What does the future hold for BINC?
We like the fund, its construction, and its active management. From a pure bond math perspective, investors should expect a yield of 5.5% plus a duration of 2.5% over the next 12 months. Given the huge active management performance, we would add another 1.5% to Generation Alpha, thus projecting total returns of over 9.5% over the next 12 months, with limited drawdowns.

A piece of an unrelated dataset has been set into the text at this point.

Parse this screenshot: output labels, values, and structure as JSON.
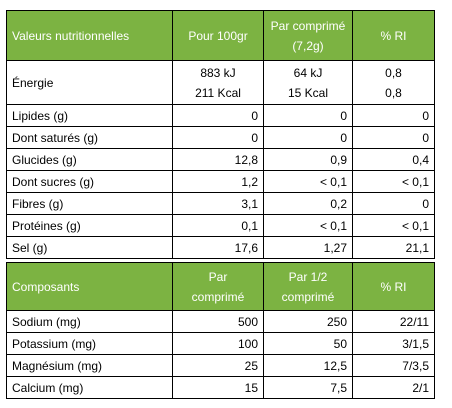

Our expectations above are based on our rate base case, which was outlined in Part I of this article. If we see a sudden deterioration in economic data, the Fed will be forced to cut rates faster and deeper, and BINC will benefit. However, some of the duration impact in this scenario would be offset by wider credit spreads.
in conclusion
BINC is a fixed income ETF. This fund comes from the BlackRock platform and represents a positive approach to multi-asset bond ETFs. Despite the recent surge in yields, the instrument still delivered total returns of more than 7% last year. As a result, BINC successfully generated alpha from its active management and outperformed JPIE. We expect BINC to continue to outperform and generate market alpha exceeding its yield and duration components. Given the recent surge in yields, we find the current macro environment to be ideal for a long position in BINC, with a projected total return of 9.5% over the next 12 months.